Patient Safety & Evidence
Health Literacy Is Patient Safety
Patient safety begins long before someone enters a hospital, clinic, or emergency department.
When people understand their health, they are more likely to:
Recognize symptoms earlier
Make informed health decisions
Use medications correctly
Keep up with preventive care
Seek help before problems become emergencies
Health literacy helps people stay safer.
Why It Matters
Research shows that low health literacy is associated with:
More emergency department visits
Higher hospitalization rates
Increased medication errors
Lower use of preventive care
Worse health outcomes
Health education helps close that gap by giving people the knowledge and confidence to act earlier and make safer choices.
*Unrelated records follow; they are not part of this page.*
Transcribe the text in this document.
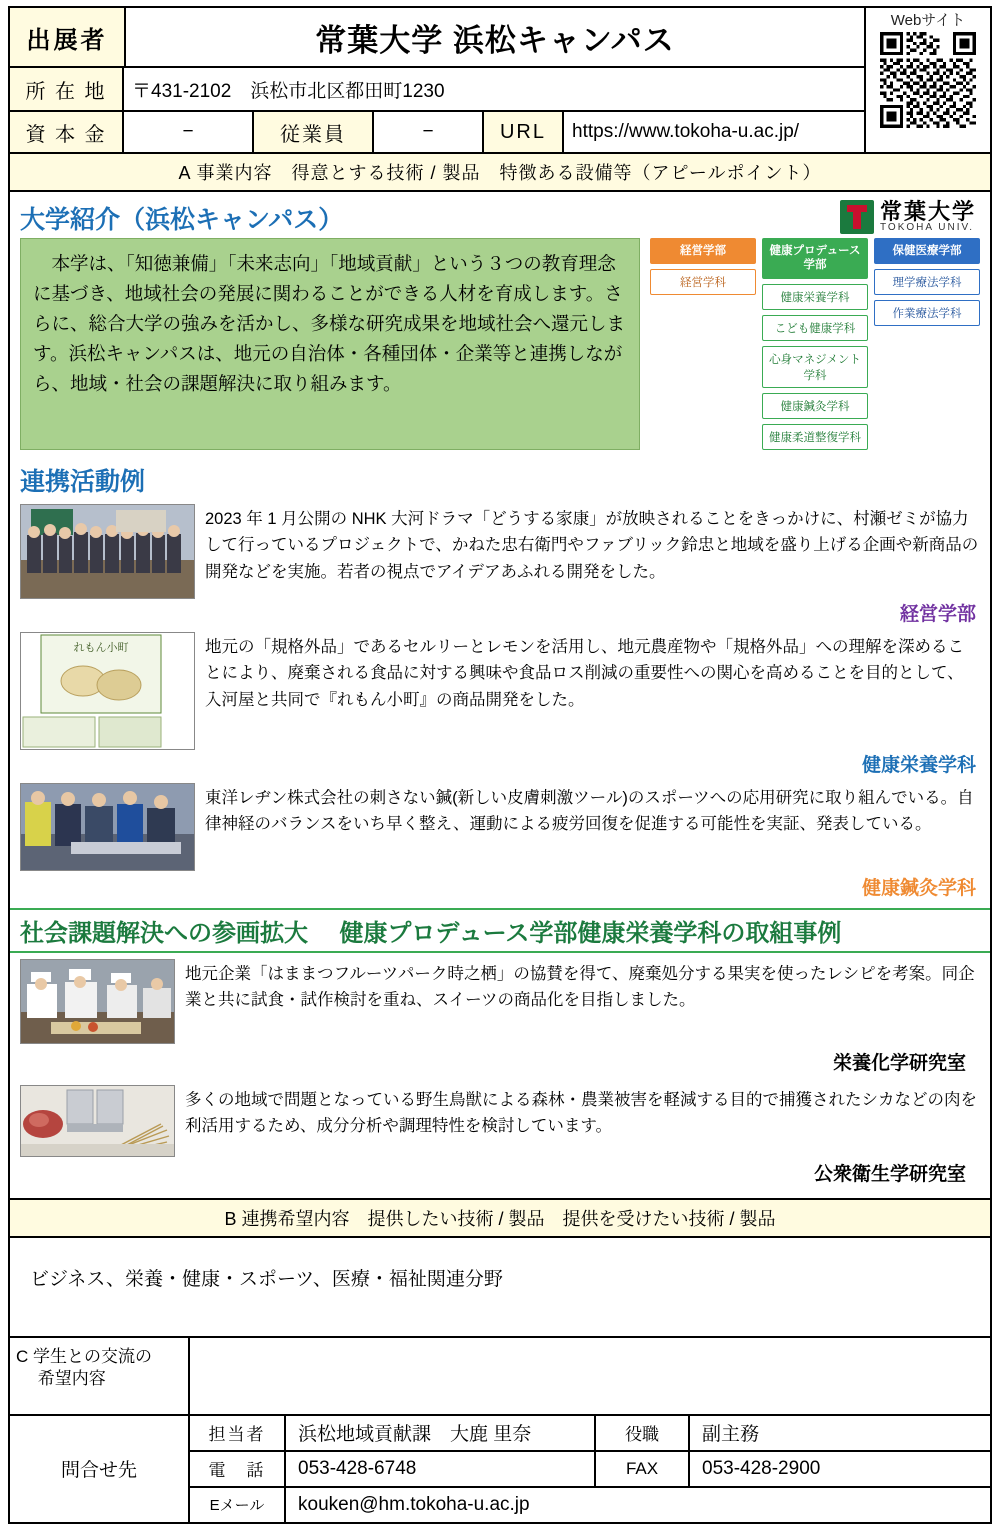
出展者	常葉大学 浜松キャンパス
所 在 地	〒431-2102　浜松市北区都田町1230
資 本 金	−	従業員	−	URL	https://www.tokoha-u.ac.jp/
Webサイト
A 事業内容　得意とする技術 / 製品　特徴ある設備等（アピールポイント）
常葉大学
TOKOHA UNIV.
大学紹介（浜松キャンパス）
　本学は、「知徳兼備」「未来志向」「地域貢献」という３つの教育理念に基づき、地域社会の発展に関わることができる人材を育成します。さらに、総合大学の強みを活かし、多様な研究成果を地域社会へ還元します。浜松キャンパスは、地元の自治体・各種団体・企業等と連携しながら、地域・社会の課題解決に取り組みます。
経営学部
経営学科
健康プロデュース学部
健康栄養学科
こども健康学科
心身マネジメント学科
健康鍼灸学科
健康柔道整復学科
保健医療学部
理学療法学科
作業療法学科
連携活動例
2023 年 1 月公開の NHK 大河ドラマ「どうする家康」が放映されることをきっかけに、村瀬ゼミが協力して行っているプロジェクトで、かねた忠右衛門やファブリック鈴忠と地域を盛り上げる企画や新商品の開発などを実施。若者の視点でアイデアあふれる開発をした。
経営学部
れもん小町	地元の「規格外品」であるセルリーとレモンを活用し、地元農産物や「規格外品」への理解を深めることにより、廃棄される食品に対する興味や食品ロス削減の重要性への関心を高めることを目的として、入河屋と共同で『れもん小町』の商品開発をした。
健康栄養学科
東洋レヂン株式会社の刺さない鍼(新しい皮膚刺激ツール)のスポーツへの応用研究に取り組んでいる。自律神経のバランスをいち早く整え、運動による疲労回復を促進する可能性を実証、発表している。
健康鍼灸学科
社会課題解決への参画拡大 健康プロデュース学部健康栄養学科の取組事例
地元企業「はままつフルーツパーク時之栖」の協賛を得て、廃棄処分する果実を使ったレシピを考案。同企業と共に試食・試作検討を重ね、スイーツの商品化を目指しました。
栄養化学研究室
多くの地域で問題となっている野生鳥獣による森林・農業被害を軽減する目的で捕獲されたシカなどの肉を利活用するため、成分分析や調理特性を検討しています。
公衆衛生学研究室
B 連携希望内容　提供したい技術 / 製品　提供を受けたい技術 / 製品
ビジネス、栄養・健康・スポーツ、医療・福祉関連分野
C 学生との交流の
　 希望内容
問合せ先
担当者	浜松地域貢献課　大鹿 里奈	役職	副主務
電　話	053-428-6748	FAX	053-428-2900
Eメール	kouken@hm.tokoha-u.ac.jp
How Welfie Supports Patient Safety
Through Health Literacy
We help young people and families:
Understand health information
Recognize warning signs
Know when and where to seek care
Build confidence navigating the healthcare system
Through Trusted Messengers
We train health educators from the communities they serve so information is:
Easier to understand
More culturally relevant
More likely to be trusted
More likely to lead to action
Through Accessible Resources
The Well provides:
Multilingual resources
Youth-created content
Community-informed content
Reviewed health information
Case Study: Booster Troop
At a Glance
Audience: Children 5–11
Languages: English & Spanish
Community Participants: 60+
Runtime: 7 minutes
Focus: COVID-19 vaccine confidence
Outcome: 20% hesitant → 100% willing (small follow-up group)
Booster Troop
A community-designed health literacy project that increased vaccine confidence among participating youth.
The Problem
Children told us:
Scientists were hard to understand
Doctors felt unrelatable
Health information felt boring
They wanted people who looked and sounded like them
What We Did
Instead of creating content for children, we created it with them.
We engaged:
27 Black and Brown children
22 parents
Teachers and school leaders
Child psychologists
Misinformation experts
Healthcare professionals
Children's media experts
What Kids Asked For
Characters who looked like them
Doctors they could understand
Humor
Adventure
A talking animal
A robot or spaceship
Kids helping people
We built those ideas directly into the project.
The Result
Booster Troop
A 7-minute animated episode available in:
English
Spanish
Supported by:
Classroom materials
Family discussion tools
Community outreach activities
What We Heard
"It's funny and it teaches us important lessons."
— Student participant
"This video will help kids pass on the message to parents that are against the vaccine."
— Parent participant
Outcome
In a small follow-up focus group:
20% of participants reported vaccine hesitancy before viewing
100% said they would receive the COVID-19 vaccine after viewing
While the sample size was small, the result provided an encouraging signal that trusted, community-informed health education can influence health decisions.
Why It Matters
Vaccination is a proven patient-safety intervention.
Booster Troop demonstrated that when health information is:
understandable
relatable
culturally responsive
delivered by trusted voices
people are more likely to act on it.
Health literacy can drive safer health decisions.